**Overview of Key Sections:**

**Vector Distance Calculations**Different vector distance metrics popularly used in Weaviate.**Implementations of Distance Calculations in Weaviate**Improvements under the hood for implementation of Dot product and L2 distance metrics.**Intel’s 5th Gen Intel Xeon Processor, Emerald Rapids**More on Intel's new 5th Gen Xeon processor.**Benchmarking Performance**Performance numbers on microbenchmarks along with simulated real-world usage scenarios.

What’s the most important calculation a vector database needs to do over and over again? What simple operation does it spend the majority of its time performing?

If you guessed **vector distance calculations** … BINGO! 🎉

While vector databases use many techniques and algorithms to improve performance (including locality graphs, quantization, hash based approaches), at the end of the day, efficient distance calculations between high-dimensional vectors is a requirement for a good vector database. In fact, when profiling Weaviate indexed using HNSW, we find that 40%-60% of the CPU time is spent doing vector distance calculations.

So when someone tells us that they can make this quintessential process *much faster* they have our full attention! If you want to learn how to leverage algorithmic and hardware optimizations to make vector search 40% faster keep reading!

In this post we’ll do a technical deep dive into different implementations for vector distance calculations and optimizations enabled by Intel’s new 5th Gen Xeon Processor - Emerald Rapids, parallelization techniques using SIMD with the Intel AVX-256 and Intel AVX-512 instruction sets, loop unrolling and compiler optimizations by transpiling C to Go assembly. We explain how we attained a **~40% QPS speed up at 90% Recall** in Weaviate running on Intel’s new Xeon Processor, Emerald Rapids.

## Vector Distance Calculations

Vector databases use vector representations generated from machine learning models to capture the meaning of data. The fact that these vectors are numerical representations of data objects allows us to apply mathematical operations to them, such as calculating the distance between two vector representations to determine their similarity.

To calculate the distance between two vectors, you can use several similarity measures, detailed below:

As you can see, there are many different similarity measures - cosine, dot product or euclidean (also know as L2) are the most commonly used in practice.

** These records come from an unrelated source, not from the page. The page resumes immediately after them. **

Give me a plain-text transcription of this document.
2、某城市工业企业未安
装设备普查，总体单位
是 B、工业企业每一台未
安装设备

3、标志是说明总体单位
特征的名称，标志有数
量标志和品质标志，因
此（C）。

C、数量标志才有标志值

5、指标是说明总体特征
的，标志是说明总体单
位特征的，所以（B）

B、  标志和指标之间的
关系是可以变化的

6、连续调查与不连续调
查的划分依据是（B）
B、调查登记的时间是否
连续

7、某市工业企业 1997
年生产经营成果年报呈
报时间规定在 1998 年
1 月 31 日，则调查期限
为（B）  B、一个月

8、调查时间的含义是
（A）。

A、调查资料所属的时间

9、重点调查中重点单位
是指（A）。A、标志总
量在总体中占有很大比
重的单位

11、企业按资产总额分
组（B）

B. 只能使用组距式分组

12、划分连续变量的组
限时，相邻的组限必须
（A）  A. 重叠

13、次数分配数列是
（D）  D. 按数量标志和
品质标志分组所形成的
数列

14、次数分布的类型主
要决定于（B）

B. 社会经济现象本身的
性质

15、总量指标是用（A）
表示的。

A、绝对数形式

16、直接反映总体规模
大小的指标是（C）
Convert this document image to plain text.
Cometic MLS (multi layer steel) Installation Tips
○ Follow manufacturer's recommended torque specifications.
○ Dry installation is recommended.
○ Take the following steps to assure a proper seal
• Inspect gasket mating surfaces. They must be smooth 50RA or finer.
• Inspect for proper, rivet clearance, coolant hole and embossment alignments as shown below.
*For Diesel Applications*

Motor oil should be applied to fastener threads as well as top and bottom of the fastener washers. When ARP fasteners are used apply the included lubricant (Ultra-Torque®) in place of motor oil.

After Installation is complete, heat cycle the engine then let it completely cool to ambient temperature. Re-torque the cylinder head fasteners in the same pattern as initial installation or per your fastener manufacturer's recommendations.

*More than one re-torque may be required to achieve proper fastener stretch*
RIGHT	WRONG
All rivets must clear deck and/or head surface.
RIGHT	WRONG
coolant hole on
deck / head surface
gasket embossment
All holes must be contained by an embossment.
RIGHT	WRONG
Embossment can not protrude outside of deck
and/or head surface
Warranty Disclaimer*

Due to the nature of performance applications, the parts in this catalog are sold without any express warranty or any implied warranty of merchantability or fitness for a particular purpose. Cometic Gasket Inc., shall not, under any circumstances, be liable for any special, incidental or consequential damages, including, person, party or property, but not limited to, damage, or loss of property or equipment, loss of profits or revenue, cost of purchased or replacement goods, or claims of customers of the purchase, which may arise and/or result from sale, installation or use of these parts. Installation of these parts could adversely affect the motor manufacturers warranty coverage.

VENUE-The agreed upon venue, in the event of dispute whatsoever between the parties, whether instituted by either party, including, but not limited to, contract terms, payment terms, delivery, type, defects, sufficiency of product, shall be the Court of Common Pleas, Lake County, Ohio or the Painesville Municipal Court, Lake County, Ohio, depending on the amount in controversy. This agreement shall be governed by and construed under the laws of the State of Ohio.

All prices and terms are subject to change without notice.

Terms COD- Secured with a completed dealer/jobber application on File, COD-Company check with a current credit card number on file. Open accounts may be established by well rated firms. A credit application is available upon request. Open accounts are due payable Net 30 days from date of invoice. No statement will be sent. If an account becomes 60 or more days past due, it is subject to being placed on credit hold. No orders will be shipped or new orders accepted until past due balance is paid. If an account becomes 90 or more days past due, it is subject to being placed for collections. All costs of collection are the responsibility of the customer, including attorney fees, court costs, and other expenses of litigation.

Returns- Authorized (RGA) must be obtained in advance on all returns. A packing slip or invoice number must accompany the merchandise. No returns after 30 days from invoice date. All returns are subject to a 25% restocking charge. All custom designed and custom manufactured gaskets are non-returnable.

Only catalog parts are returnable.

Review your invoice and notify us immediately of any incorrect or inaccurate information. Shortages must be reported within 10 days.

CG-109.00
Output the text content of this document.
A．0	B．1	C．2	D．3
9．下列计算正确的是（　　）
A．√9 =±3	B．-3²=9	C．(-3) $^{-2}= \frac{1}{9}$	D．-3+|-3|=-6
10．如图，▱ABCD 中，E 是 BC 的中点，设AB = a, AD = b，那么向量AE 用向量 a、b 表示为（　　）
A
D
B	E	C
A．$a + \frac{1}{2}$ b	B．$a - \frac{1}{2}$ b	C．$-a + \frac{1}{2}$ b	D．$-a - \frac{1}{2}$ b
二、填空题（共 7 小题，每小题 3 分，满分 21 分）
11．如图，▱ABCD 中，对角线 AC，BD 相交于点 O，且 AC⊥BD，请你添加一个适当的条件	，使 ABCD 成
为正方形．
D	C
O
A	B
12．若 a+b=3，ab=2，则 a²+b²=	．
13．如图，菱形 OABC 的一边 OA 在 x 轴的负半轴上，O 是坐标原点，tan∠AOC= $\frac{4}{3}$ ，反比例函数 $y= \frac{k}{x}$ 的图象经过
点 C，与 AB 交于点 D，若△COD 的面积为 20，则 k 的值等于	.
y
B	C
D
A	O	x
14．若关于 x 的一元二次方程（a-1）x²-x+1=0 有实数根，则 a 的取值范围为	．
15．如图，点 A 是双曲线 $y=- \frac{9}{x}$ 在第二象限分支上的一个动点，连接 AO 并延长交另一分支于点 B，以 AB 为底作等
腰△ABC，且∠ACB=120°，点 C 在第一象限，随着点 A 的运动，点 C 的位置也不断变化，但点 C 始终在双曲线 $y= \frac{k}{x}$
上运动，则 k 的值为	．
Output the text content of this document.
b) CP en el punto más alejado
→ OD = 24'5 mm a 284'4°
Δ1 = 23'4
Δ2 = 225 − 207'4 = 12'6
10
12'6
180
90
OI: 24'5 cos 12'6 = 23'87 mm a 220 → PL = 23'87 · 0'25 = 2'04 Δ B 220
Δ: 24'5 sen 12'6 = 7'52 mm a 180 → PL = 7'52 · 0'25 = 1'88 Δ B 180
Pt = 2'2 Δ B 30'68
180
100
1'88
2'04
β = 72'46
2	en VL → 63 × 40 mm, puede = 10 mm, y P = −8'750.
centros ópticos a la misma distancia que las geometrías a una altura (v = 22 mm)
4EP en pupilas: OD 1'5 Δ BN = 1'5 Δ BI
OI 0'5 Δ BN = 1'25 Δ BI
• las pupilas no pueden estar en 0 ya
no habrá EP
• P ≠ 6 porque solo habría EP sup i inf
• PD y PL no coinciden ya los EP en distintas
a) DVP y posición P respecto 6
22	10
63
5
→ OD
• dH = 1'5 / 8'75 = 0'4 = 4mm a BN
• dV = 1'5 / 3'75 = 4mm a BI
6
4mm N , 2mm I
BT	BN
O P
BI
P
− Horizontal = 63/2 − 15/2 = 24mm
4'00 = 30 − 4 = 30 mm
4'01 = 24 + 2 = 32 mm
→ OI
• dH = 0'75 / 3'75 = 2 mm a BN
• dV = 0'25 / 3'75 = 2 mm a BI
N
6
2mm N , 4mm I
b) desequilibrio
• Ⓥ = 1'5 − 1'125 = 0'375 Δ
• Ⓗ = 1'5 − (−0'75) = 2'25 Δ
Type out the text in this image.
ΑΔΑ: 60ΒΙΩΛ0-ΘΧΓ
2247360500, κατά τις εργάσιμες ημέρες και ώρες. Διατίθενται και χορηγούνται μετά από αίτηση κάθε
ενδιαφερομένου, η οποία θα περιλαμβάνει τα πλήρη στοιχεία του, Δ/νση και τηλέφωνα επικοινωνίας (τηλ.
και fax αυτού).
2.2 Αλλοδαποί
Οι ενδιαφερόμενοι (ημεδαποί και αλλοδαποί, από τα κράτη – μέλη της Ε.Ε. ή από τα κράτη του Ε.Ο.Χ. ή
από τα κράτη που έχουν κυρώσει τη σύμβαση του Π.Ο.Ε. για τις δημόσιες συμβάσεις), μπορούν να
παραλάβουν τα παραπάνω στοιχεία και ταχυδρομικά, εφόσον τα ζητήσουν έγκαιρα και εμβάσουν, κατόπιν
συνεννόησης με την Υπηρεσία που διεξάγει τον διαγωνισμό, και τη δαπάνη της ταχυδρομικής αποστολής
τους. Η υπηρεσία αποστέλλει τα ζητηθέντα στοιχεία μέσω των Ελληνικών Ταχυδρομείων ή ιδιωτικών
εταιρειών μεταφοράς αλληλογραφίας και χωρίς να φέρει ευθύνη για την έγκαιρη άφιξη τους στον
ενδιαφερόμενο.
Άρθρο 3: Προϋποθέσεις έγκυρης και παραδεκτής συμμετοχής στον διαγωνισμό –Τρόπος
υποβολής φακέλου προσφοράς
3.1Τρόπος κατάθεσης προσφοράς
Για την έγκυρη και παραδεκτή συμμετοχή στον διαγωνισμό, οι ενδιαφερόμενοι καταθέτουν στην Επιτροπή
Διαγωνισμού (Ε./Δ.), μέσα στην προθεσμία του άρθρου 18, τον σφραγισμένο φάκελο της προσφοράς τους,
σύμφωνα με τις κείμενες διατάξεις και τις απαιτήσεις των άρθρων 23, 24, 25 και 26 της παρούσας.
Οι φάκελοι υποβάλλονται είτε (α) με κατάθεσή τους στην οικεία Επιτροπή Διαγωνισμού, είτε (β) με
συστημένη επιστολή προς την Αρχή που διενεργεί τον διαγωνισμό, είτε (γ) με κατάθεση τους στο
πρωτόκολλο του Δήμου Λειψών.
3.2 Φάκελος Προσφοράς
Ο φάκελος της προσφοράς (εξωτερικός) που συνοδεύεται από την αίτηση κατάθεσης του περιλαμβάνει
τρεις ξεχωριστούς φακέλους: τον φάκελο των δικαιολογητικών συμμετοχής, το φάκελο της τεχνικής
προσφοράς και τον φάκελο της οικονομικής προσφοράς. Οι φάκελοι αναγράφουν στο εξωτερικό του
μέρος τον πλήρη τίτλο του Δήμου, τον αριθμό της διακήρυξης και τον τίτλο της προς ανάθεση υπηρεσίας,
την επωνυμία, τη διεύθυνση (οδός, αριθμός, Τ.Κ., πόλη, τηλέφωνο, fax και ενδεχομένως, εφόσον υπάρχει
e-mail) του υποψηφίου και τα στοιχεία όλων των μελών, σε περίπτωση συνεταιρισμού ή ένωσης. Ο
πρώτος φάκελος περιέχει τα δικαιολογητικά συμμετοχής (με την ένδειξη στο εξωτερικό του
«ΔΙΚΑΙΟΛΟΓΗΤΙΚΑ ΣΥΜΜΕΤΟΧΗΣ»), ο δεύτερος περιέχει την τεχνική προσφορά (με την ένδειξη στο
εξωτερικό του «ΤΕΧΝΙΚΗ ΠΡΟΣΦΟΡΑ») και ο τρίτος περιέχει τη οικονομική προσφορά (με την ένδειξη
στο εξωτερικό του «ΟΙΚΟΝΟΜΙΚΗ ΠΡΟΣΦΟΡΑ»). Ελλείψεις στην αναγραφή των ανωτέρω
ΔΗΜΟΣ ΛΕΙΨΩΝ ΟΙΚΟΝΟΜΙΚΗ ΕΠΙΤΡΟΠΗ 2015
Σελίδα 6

To learn more about the different distance metrics, you can continue reading our blog post on What are Distance Metrics in Vector Search?

When a vector database needs to retrieve semantically similar objects it has to calculate one of these distance metrics to assess how close a query point is to candidate points in the database. In fact, this vector distance calculation needs to be conducted when you build the index as well as anytime you perform any CRUD operation.

The runtime complexity for these vector distance operations scales linearly with the dimensionality of the vector. Typically vector dimensionality tends to be anywhere from 256 to 4096 in practice - this number is trending upwards over time - which means that distance calculations are also taking longer to perform.

This being the case, we need to ensure that this operation is done as fast and efficiently as possible, whether through leveraging hardware or software efficiencies.

Let’s take a look at how these calculations can be implemented, for simplicity's sake we will consider the dot product only.

## Vector Distance Implementations

### Naive Go Implementation

The simplest way to implement the dot product in Go is to loop over the vector dimensions one at a time and sum the product of the vectors. This is quite slow for higher dimensionality but it works well for low dimensional vectors.

`func dotProduct(a, b []float32) float32 {`

var result float32

for i := 0; i < len(a); i++ {

result += a[i] * b[i]

}

return result

}

### Introduction to SIMD

SIMD, which stands for Single Instruction, Multiple Data, is a parallel processing technique that allows a single instruction to operate on multiple data elements simultaneously. This approach is commonly used to improve the performance of various algorithms, including those involving vector and matrix operations.

In the context of vector distance calculations, SIMD instructions can be used to calculate distances between vectors more efficiently. By grouping the dimensions of the vectors into smaller chunks (e.g., 128-bit or 256-bit registers), SIMD instructions can perform the same operation on multiple dimensions in parallel, chunk by chunk. This parallel processing capability can lead to significant performance improvements when dealing with high-dimensional data.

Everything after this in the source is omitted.